OpenRouter entwickelt keine Modelle – und steht trotzdem über allen Modellen
OpenRouter wurde 2023 gegründet. Das Problem, das es löst, scheint nicht sehr komplex zu sein: Es ermöglicht Entwicklern, über eine einheitliche Schnittstelle auf große Modelle verschiedener Unternehmen zuzugreifen.

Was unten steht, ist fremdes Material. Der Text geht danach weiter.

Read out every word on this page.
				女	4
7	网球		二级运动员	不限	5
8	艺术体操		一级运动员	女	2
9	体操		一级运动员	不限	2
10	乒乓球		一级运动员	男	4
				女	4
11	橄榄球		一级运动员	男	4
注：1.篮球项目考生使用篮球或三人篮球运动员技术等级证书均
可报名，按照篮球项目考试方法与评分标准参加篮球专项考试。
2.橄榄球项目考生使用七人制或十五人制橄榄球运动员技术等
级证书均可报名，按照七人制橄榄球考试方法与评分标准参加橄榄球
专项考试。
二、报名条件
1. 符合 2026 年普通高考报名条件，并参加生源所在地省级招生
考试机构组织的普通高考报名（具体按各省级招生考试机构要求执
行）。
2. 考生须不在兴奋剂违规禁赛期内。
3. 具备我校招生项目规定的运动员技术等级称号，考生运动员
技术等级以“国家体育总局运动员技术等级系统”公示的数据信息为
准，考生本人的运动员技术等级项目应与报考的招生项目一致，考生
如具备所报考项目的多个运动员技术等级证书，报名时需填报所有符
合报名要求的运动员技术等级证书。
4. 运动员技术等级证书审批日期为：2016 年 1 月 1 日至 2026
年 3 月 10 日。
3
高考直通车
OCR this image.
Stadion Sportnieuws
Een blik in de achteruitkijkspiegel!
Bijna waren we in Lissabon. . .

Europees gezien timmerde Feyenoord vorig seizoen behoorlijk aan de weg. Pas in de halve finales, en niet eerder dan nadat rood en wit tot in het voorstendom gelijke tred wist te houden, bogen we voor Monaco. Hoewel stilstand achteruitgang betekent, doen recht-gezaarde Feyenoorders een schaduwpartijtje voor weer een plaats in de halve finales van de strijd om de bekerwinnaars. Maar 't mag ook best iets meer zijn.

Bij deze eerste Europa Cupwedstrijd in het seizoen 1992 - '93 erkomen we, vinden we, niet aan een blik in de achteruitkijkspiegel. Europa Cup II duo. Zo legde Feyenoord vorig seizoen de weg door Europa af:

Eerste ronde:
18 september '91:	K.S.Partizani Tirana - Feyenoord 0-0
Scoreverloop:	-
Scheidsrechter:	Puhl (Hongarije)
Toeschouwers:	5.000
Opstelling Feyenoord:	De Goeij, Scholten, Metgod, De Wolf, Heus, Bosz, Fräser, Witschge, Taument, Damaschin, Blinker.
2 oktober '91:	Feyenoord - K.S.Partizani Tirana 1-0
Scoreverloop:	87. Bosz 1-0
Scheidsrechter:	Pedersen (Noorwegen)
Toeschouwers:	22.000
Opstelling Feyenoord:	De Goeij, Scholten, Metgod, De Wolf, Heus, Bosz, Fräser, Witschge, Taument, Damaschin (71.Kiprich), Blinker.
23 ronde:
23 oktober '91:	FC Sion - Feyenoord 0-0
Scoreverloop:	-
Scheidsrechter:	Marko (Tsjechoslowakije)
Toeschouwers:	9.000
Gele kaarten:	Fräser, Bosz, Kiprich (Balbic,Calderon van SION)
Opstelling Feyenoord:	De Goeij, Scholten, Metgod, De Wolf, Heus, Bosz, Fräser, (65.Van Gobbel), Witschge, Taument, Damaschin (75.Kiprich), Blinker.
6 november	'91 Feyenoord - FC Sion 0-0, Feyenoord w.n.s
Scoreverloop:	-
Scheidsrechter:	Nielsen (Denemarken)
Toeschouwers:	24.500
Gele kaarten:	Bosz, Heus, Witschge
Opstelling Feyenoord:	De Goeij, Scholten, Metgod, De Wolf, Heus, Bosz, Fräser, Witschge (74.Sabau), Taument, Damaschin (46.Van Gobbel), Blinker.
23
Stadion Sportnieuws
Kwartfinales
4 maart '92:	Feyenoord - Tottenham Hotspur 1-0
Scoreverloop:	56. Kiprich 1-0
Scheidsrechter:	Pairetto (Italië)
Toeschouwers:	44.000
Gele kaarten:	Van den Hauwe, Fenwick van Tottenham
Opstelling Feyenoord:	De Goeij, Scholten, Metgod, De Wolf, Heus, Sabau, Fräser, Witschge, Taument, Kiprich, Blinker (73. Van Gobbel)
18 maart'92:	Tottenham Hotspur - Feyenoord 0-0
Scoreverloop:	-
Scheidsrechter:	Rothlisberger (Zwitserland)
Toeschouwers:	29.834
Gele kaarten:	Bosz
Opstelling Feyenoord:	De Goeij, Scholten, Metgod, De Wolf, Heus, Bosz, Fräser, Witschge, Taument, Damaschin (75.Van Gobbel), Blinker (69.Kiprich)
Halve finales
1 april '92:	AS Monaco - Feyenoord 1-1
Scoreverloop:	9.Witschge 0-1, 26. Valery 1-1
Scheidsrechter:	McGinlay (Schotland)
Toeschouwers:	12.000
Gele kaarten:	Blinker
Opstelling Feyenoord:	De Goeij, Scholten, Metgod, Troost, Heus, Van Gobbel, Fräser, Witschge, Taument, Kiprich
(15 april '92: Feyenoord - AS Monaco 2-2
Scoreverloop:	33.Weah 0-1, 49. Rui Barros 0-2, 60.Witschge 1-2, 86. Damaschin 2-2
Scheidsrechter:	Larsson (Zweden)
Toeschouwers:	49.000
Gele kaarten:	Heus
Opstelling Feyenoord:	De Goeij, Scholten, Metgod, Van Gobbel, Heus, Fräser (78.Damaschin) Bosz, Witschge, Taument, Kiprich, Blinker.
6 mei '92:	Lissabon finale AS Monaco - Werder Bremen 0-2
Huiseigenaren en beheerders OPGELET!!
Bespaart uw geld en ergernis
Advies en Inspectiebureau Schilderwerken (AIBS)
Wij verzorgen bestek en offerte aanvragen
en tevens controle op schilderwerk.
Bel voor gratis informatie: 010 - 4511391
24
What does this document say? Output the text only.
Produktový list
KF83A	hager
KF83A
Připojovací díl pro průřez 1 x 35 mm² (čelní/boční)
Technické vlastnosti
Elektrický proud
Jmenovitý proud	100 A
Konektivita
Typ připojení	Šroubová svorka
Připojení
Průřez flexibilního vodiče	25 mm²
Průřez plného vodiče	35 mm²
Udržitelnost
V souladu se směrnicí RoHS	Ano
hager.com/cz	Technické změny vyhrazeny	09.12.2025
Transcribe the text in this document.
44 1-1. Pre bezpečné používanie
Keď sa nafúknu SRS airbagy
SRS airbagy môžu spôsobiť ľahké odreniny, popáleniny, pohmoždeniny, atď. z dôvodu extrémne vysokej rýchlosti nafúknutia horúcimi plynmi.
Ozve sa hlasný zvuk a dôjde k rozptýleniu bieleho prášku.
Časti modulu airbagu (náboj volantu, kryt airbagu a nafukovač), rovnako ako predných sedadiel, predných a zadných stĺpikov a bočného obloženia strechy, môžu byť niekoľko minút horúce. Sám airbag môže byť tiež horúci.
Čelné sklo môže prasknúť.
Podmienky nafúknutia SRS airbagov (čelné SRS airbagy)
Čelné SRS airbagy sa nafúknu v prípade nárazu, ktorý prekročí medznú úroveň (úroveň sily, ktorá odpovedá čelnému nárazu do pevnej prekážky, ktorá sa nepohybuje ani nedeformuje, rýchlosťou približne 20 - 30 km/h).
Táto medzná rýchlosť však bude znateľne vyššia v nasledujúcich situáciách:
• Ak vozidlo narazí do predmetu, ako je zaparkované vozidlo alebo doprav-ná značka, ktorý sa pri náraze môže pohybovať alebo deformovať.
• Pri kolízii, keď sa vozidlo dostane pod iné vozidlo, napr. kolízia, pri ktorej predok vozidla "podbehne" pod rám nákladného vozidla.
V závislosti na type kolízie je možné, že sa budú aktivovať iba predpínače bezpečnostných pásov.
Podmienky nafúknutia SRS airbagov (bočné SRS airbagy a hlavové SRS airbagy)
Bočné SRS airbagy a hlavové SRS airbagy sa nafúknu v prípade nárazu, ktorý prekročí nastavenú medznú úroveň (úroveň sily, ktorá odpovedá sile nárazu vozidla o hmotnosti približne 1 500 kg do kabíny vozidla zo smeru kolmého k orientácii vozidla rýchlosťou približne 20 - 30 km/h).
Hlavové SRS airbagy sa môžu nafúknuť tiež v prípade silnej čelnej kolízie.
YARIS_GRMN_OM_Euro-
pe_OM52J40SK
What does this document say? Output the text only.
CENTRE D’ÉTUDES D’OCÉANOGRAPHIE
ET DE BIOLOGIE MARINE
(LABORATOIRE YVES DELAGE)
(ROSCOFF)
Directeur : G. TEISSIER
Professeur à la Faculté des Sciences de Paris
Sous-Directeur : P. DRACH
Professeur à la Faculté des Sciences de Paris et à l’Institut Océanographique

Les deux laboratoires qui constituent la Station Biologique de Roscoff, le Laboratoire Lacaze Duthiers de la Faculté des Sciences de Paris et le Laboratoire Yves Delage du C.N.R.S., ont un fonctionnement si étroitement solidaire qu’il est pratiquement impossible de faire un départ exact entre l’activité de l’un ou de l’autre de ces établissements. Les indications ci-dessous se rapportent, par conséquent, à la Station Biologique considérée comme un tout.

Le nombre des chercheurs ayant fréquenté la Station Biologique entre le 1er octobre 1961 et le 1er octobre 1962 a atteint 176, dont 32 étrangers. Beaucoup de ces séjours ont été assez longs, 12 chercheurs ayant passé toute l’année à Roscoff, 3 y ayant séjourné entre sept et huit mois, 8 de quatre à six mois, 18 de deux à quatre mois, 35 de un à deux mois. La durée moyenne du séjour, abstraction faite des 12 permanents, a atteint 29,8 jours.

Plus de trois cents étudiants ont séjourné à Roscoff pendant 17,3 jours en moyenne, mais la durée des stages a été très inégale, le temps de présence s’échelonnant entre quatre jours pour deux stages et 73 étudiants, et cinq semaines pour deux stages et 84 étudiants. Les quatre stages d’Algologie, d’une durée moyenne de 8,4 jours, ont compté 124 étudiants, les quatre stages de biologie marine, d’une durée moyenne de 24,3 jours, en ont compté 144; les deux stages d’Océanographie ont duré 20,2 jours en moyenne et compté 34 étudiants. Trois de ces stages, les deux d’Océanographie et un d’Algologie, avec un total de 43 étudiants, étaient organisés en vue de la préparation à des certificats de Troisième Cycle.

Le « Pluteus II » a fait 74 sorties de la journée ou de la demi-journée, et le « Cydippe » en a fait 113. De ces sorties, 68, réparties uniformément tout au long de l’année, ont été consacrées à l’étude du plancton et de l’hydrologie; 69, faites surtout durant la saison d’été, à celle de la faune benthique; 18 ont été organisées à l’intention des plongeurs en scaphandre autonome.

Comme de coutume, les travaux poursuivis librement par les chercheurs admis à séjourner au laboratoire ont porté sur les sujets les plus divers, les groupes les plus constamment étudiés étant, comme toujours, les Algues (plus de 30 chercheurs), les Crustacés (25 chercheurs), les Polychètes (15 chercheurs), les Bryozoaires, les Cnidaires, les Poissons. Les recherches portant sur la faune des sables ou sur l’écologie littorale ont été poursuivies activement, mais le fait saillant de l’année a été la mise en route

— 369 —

Ohne OpenRouter müsste ein KI-Anwendungsunternehmen möglicherweise separat Modelle von OpenAI, Anthropic, Google, Meta, DeepSeek, Alibaba Tongyi Qianwen, Moonshot AI und anderen Anbietern integrieren und jeweils Kontoguthaben, API-Schlüssel, Zugriffsbeschränkungen, Preisänderungen und Datenrichtlinien verwalten.
Sobald ein Modell die Preise erhöht, den Dienst unterbricht oder die Geschwindigkeit verringert, müssen Entwickler den Code ändern, um sich an ein anderes Modell anzupassen.
OpenRouter hat all diese komplexen Arbeiten zu einem einzigen Einstiegspunkt zusammengefasst. Entwickler müssen nur einmal die Integration abschließen, um zwischen verschiedenen Modellen zu wechseln, und können Modelle nach Preis, Kontextlänge, Latenz der ersten Antwort, Ausgabegeschwindigkeit und aktueller Nutzungsbeliebtheit auswählen.
Beispielsweise kann ein KI-Büro-Agent ein kostengünstiges kleines Modell für die E-Mail-Klassifizierung verwenden, ein leistungsstärkeres Modell für die Vertragsprüfung einsetzen, ein Modell mit langem Kontext zum Lesen vollständiger Projektunterlagen nutzen und automatisch auf ein Ersatzmodell wechseln, wenn das Hauptmodell überlastet ist.
Für den Benutzer wird nur eine Aufgabe erledigt – im Hintergrund können jedoch bereits Dutzende von Modellaufrufen und mehrere automatische Wechsel stattgefunden haben.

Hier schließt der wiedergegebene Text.